Black Hole Accretion Disk
Simulated by Astrosyo
Real-time Three.js rendering of a black hole with a relativistic accretion disk and photon ring.
About this page
This is a real-time GPU visualization of a black hole, complete with an accretion disk, photon ring, and faint background starfield. The central event horizon remains perfectly dark, while light from the hot plasma disk and lensed starfield creates the familiar silhouette seen in images such as those from the Event Horizon Telescope.
What you’re seeing
The photon ring arises from light bending multiple times around the black hole before reaching the observer. The accretion disk is hotter near its inner edge: the approaching side is Doppler-boosted into bluish-white tones, while the receding side is redshifted. A background starfield is lensed and distorted, reinforcing the sense of extreme curvature of spacetime.

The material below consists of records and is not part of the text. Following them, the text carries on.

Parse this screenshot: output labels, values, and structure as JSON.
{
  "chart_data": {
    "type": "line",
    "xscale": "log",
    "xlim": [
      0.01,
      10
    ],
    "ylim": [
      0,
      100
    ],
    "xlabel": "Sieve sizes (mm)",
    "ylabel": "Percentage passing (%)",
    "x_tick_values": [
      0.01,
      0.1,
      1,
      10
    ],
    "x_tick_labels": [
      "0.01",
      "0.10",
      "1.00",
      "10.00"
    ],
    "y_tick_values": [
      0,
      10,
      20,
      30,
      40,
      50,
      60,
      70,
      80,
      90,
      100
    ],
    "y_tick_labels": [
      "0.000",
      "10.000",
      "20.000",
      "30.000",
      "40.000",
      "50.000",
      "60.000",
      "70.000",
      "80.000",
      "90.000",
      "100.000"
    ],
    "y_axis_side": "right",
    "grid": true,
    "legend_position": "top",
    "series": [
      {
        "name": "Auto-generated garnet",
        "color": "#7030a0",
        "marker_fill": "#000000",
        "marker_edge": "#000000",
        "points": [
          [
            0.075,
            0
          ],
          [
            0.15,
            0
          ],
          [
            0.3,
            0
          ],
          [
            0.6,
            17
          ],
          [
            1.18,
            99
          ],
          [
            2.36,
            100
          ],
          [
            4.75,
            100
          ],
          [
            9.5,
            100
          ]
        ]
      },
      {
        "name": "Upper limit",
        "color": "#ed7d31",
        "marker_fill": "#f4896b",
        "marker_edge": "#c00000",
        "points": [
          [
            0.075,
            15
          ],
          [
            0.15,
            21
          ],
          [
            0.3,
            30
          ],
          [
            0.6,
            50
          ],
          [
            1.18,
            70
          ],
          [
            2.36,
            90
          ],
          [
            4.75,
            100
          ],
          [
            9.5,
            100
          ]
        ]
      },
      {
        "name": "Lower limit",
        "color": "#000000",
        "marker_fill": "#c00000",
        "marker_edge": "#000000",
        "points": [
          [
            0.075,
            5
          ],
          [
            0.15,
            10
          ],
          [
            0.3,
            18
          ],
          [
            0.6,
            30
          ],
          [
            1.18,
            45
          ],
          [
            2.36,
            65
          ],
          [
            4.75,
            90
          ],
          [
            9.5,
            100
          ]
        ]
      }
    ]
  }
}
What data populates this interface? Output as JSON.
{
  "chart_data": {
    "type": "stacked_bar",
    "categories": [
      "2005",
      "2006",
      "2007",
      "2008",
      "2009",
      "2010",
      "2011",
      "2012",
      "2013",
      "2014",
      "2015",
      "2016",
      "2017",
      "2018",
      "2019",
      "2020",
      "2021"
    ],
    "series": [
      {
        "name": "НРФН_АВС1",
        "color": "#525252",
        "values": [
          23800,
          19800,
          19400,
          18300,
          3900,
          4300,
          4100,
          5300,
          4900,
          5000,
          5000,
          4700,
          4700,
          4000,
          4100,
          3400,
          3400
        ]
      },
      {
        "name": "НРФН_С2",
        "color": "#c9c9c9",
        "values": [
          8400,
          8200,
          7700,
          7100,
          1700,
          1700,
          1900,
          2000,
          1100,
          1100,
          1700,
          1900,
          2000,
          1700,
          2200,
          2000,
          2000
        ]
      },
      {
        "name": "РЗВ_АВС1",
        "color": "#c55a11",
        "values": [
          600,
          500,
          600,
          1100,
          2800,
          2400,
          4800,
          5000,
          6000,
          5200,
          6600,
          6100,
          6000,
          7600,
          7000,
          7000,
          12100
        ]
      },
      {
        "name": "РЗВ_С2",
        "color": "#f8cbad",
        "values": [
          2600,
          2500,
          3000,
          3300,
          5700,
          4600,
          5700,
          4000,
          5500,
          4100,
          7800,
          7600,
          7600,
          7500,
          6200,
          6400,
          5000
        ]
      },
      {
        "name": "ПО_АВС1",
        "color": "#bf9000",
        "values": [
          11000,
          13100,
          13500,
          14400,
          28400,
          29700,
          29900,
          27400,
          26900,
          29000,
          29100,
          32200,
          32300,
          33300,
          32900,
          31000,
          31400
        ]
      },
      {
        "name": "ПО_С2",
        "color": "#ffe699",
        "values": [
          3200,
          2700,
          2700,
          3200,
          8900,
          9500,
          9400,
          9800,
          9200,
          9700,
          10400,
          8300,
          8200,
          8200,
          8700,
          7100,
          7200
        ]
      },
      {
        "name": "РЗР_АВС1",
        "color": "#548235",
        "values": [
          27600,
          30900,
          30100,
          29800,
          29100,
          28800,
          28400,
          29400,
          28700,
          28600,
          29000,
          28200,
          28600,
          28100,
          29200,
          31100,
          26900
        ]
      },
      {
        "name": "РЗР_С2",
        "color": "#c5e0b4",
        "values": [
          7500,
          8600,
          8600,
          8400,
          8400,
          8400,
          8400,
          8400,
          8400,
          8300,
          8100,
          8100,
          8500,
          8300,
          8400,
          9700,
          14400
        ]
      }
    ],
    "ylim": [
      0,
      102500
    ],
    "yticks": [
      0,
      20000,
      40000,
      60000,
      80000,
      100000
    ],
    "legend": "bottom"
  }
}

While this is a stylized approximation rather than a full general-relativistic ray-tracing, the essential effects are captured: gravitational redshift, relativistic beaming, and the iconic dark silhouette of the event horizon.
Observing black holes
Black holes cannot be observed directly. Instead, astronomers detect them through their influence on surrounding matter. Accretion disks emit intense X-rays as gas spirals inward, heating to millions of degrees. On cosmic scales, supermassive black holes can power quasars—some of the brightest and most energetic objects in the universe.
Tech notes
This simulation runs entirely in WebGL2 with custom GLSL shaders.
The disk shader approximates relativistic effects using Doppler boosting (D³
) and gravitational redshift (√(1 - rₛ/r)
).
A bloom pass enhances the photon ring’s glow, while stars are drawn as GPU-instanced particles for performance.
The result is an accessible yet visually striking model of black hole physics running in the browser.